Unless you’ve been living in an alternative universe for the past few years, you are surely aware of Obamacare, also known as the Affordable Care Act of 2010 or ACA for short. In a nutshell, it requires that almost every man, woman and child legally residing in the United States buy health insurance that meets provisions of the law or face a penalty. Depending on who’s doing the talking, that penalty is also sometimes called the individual mandate, a tax or the shared responsibility payment.
Whatever you call the penalty, in 2014, it will be assessed at $95 per adult and $47.50 per child, up to a maximum of $285, or 1% of your taxable income, whichever is greater. Not a huge hit, but it increases every year. In 2015, it will be the greater of $325 per adult (and half that amount per child) to a maximum of $975, or 2% of your taxable income. In 2016, it jumps to $695 per adult (and half that per child) to a maximum of $2,085 or 2.5% of your taxable income, again, whichever is more. After that, the penalty will be adjusted annually for inflation. According to the IRS, which the Affordable Care Act has empowered to enforce the penalty, “You will owe 1/12th of the annual payment for each month you (or your dependents) do not have coverage and are not exempt.” This year, you have until March 31 to buy your ACA-compliant health care policy before being slapped with the penalty. (If you’d like to stop reading now and shop for health care coverage online, go right ahead.)
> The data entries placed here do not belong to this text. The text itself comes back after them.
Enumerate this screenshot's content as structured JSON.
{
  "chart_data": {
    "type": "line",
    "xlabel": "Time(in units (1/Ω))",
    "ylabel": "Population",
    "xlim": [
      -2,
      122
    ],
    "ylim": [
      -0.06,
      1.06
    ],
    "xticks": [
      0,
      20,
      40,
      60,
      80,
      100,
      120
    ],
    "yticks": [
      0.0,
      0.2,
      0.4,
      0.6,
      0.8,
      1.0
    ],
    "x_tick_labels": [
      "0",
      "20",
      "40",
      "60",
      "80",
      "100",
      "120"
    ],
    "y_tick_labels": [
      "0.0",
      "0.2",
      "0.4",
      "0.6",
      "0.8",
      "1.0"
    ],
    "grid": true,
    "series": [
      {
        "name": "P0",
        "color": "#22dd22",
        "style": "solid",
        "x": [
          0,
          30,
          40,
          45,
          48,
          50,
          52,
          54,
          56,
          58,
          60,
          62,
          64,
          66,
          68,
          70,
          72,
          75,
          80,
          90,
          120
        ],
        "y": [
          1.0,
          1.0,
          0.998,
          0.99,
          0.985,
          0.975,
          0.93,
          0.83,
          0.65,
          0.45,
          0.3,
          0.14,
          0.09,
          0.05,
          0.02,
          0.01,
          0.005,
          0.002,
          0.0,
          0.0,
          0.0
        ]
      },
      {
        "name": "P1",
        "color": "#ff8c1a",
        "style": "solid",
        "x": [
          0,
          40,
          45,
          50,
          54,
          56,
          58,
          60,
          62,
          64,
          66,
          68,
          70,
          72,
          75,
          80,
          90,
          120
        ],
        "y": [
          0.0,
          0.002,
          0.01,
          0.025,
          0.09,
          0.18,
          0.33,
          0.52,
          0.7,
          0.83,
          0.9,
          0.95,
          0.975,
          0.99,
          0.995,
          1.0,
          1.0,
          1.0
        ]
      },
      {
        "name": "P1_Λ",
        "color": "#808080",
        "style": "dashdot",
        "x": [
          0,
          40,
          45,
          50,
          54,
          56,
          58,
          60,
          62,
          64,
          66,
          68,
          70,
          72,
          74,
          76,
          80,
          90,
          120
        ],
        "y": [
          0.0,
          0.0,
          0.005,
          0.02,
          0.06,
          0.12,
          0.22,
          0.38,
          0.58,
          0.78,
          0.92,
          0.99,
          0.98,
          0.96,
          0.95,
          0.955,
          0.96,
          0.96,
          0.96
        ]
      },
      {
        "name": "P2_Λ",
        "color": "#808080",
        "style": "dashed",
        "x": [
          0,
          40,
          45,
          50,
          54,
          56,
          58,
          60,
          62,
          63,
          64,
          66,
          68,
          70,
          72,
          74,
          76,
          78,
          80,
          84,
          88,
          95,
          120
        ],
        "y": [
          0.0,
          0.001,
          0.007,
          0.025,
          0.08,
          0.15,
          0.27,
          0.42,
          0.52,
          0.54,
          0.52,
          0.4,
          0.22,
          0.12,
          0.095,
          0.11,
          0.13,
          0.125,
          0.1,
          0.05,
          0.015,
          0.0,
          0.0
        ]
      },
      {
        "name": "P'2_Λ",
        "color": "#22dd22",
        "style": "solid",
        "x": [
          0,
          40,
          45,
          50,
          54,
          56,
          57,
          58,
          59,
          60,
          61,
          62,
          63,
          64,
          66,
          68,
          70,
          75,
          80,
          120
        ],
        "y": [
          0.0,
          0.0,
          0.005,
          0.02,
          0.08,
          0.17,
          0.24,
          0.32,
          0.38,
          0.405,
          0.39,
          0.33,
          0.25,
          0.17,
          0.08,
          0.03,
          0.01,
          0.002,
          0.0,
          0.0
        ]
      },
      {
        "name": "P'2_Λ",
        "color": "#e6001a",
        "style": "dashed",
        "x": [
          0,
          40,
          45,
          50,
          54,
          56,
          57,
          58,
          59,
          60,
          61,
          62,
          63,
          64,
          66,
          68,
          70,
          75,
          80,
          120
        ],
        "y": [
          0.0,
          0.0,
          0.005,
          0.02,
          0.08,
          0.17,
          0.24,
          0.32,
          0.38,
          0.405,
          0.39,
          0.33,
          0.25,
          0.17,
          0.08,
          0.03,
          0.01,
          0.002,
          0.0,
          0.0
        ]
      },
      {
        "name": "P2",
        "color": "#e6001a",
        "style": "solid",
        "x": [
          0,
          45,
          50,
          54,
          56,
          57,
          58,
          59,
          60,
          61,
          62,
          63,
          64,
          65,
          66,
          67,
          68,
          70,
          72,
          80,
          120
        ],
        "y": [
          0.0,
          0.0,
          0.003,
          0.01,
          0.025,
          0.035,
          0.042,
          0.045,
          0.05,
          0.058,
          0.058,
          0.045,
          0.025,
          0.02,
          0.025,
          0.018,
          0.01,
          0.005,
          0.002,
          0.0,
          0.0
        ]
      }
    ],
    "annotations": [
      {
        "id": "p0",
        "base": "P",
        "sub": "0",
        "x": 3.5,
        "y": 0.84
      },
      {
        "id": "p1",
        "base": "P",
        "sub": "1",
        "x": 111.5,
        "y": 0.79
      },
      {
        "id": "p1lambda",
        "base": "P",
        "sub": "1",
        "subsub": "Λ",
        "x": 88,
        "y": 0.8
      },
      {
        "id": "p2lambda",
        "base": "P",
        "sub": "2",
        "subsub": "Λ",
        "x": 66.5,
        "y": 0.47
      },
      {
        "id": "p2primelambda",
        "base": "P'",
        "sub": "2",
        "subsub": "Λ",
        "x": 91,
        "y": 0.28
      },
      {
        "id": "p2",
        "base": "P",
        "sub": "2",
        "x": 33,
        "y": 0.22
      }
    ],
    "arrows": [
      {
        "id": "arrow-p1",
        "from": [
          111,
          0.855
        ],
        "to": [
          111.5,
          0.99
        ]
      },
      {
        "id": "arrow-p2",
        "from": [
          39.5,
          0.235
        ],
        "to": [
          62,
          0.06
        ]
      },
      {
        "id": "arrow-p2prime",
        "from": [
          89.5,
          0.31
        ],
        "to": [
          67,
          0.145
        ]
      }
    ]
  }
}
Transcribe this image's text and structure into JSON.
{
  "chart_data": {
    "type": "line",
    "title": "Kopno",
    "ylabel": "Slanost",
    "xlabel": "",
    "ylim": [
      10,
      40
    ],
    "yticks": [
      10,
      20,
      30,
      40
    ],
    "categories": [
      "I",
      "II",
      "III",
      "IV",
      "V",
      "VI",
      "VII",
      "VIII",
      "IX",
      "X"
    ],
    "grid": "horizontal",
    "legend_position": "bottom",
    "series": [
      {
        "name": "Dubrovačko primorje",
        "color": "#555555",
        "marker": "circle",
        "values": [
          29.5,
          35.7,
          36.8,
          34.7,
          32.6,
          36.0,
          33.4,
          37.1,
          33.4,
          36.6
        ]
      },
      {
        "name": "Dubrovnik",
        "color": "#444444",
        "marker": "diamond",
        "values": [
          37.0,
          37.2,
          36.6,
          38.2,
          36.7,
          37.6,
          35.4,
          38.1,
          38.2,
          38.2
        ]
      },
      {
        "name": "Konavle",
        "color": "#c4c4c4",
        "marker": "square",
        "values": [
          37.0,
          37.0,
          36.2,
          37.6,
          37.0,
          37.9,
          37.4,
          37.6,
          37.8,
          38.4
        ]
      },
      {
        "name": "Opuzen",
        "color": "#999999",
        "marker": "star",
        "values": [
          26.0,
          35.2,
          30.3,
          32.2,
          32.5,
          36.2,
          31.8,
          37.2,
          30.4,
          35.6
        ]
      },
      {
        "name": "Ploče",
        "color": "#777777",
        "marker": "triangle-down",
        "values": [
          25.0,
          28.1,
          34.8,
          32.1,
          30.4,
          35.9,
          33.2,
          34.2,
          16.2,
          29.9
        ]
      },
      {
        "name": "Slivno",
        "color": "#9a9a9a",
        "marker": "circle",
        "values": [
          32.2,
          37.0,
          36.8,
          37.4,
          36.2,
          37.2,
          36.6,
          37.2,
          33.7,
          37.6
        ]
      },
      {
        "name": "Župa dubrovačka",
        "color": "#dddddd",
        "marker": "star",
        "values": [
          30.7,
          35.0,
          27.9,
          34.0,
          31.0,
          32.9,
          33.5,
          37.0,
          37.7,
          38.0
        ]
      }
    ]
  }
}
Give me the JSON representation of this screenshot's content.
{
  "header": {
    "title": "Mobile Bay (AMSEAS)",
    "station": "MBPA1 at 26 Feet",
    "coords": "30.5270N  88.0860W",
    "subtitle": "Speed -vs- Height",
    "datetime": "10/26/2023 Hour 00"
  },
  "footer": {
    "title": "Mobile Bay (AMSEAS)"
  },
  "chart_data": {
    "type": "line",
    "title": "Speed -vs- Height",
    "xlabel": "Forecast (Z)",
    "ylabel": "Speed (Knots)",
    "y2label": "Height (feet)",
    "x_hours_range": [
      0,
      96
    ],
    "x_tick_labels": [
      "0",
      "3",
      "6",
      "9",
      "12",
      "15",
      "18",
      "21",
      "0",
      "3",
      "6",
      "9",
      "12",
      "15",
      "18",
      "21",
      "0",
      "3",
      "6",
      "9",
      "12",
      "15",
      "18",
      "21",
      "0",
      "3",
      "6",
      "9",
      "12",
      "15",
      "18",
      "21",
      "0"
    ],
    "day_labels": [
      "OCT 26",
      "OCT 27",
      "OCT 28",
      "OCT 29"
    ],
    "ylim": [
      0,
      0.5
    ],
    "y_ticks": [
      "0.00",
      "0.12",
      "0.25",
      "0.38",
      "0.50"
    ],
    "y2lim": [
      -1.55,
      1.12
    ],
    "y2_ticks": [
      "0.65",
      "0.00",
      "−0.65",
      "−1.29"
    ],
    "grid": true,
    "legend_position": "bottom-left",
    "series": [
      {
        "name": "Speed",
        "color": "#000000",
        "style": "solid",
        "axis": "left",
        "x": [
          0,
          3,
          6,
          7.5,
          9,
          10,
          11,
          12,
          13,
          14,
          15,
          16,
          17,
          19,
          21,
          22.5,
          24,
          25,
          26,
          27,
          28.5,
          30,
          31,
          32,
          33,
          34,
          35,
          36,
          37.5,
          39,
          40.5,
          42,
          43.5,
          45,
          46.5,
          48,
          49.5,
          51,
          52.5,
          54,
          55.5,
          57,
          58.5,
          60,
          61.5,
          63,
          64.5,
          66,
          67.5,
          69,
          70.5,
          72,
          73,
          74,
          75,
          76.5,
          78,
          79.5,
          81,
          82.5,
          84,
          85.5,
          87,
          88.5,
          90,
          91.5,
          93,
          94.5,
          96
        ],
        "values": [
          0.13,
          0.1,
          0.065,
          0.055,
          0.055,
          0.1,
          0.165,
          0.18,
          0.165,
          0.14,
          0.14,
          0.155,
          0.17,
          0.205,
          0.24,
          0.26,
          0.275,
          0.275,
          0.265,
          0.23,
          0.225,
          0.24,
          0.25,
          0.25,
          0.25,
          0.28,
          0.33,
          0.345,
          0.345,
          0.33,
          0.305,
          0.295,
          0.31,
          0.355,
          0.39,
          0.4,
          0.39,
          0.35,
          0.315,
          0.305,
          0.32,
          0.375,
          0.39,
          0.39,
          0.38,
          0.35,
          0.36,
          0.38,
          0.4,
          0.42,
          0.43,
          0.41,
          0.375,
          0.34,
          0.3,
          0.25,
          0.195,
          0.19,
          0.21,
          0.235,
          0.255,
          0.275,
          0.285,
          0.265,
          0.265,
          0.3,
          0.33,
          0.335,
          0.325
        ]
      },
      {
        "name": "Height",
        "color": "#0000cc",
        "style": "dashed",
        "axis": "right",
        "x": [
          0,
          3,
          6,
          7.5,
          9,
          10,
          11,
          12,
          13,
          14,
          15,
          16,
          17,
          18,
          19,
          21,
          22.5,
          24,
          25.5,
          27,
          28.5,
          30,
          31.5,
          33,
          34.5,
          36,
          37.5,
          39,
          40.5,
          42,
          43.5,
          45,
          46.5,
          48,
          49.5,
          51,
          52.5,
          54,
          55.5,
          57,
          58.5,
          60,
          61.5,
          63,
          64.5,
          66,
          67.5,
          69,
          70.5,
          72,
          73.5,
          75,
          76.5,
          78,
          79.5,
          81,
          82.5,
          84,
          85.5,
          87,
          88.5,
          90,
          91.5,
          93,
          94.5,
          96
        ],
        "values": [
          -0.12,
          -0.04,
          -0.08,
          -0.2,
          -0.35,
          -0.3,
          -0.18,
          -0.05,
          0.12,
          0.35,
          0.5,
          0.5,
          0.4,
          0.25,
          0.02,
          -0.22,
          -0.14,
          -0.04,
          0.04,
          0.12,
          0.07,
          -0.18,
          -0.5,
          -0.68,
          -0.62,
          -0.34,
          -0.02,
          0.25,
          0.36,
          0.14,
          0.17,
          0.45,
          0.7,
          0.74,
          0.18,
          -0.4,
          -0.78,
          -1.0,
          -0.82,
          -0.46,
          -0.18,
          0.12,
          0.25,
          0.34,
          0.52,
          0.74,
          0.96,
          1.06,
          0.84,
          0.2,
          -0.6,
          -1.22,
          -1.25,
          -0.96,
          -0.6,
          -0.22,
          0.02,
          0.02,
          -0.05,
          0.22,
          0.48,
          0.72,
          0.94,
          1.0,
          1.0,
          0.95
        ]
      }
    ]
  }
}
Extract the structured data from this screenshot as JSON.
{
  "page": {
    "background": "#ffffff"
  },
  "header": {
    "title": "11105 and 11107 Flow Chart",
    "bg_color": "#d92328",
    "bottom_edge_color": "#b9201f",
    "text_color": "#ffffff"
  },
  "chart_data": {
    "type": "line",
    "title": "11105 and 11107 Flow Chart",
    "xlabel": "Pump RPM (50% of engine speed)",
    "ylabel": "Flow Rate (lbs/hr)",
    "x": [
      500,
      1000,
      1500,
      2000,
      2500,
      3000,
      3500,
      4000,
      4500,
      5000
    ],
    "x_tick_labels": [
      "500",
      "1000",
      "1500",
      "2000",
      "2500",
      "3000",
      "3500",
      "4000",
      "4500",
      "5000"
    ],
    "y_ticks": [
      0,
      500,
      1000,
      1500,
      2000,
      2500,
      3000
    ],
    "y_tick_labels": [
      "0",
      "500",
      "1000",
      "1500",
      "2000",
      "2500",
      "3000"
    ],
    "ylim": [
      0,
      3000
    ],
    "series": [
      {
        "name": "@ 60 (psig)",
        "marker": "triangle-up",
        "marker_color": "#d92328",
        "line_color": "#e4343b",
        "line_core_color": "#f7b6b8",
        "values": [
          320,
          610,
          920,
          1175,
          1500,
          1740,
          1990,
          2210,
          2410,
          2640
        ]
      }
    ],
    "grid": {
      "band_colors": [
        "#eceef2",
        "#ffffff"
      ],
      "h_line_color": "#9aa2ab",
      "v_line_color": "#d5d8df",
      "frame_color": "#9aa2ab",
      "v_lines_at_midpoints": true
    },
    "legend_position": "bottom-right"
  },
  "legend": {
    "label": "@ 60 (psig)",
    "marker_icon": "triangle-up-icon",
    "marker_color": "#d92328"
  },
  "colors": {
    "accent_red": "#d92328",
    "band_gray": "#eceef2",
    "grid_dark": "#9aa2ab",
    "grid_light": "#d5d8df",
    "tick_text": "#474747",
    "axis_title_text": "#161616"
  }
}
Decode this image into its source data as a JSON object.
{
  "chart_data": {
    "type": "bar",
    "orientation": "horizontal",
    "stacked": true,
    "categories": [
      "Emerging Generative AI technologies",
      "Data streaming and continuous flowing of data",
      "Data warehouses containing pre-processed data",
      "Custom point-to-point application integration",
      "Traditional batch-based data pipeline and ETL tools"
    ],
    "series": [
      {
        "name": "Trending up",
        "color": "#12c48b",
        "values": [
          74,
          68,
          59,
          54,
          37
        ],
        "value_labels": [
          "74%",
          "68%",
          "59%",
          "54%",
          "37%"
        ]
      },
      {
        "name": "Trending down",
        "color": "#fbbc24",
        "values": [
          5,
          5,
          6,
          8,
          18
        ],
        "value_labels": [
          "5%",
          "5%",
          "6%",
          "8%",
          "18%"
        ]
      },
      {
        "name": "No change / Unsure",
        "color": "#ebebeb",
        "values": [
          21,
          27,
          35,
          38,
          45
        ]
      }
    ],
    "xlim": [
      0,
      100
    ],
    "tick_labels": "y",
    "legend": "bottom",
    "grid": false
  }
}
How does the IRS collect the penalty?
This all seems simple enough, but like everything else in the 3000-plus pages of the Affordable Care Act, the devil is in the details. One of the most interesting details is the provision in the law that covers collecting the penalty.
Now, normally, if you owe the IRS money, they have plenty of ways to collect it. The collection process usually starts with a scary official IRS letter warning you to pay up or else. Ignore the letter the “or else” escalate to garnishing your wages, attaching your bank account or seizing your personal property. In the worse-case scenario, they can even put you on trial and send you to jail. (All of this can severely mess up your credit rating – more on that in a minute. ) But when it comes to the ACA penalty, the Democrat-controlled Congress that passed the law thought it might look bad to have some single mom’s minivan confiscated because she couldn’t come up with her shared responsibility payment. So, Congress banned the IRS from using any of those tactics. As of now, the only way the IRS can assess the penalty is by deducting it from any tax refund you’re due. What if you aren’t due a tax refund? According to Andy Grewal, a University of Iowa law professor who specializes in tax issues, “They might send you a sternly worded letter.”
Before you breathe a huge sigh of relief and decide to play the odds that you’ll skate through another year without a serious illness or savings-account-busting accident, keep this in mind: President Obama has already changed provisions of his signature law several times. He might decide to get out his pen and change this provision, too.
Then there’s that little issue about your credit rating that we mentioned earlier. According to Herb Weisbaum, a Today.com contributor, “Unlike many other debts owed to the federal government, unpaid taxes are not reported to credit bureaus. The IRS is not allowed to directly share this information because of federal privacy laws.” Weisbaum points out that cash-strapped Congress can always change that, and while nobody has proposed doing so yet, the Senate Finance Committee has asked the General Accounting Office to “look at the issue.” While the relatively small Obamacare penalty might not deter you, the prospect of being denied a mortgage or paying two-digit interest rates for a new car because you laughed at that sternly-worded IRS letter could do the trick.
Of course, the real reason to buy health care coverage shouldn’t be based on your fear of what the President, Congress or the IRS might do. As Linda Riddell, health policy analyst points out, “The real reason to buy health insurance is to avoid having to sell your house, your car, and all that you own and love…if you or a family member became seriously ill.”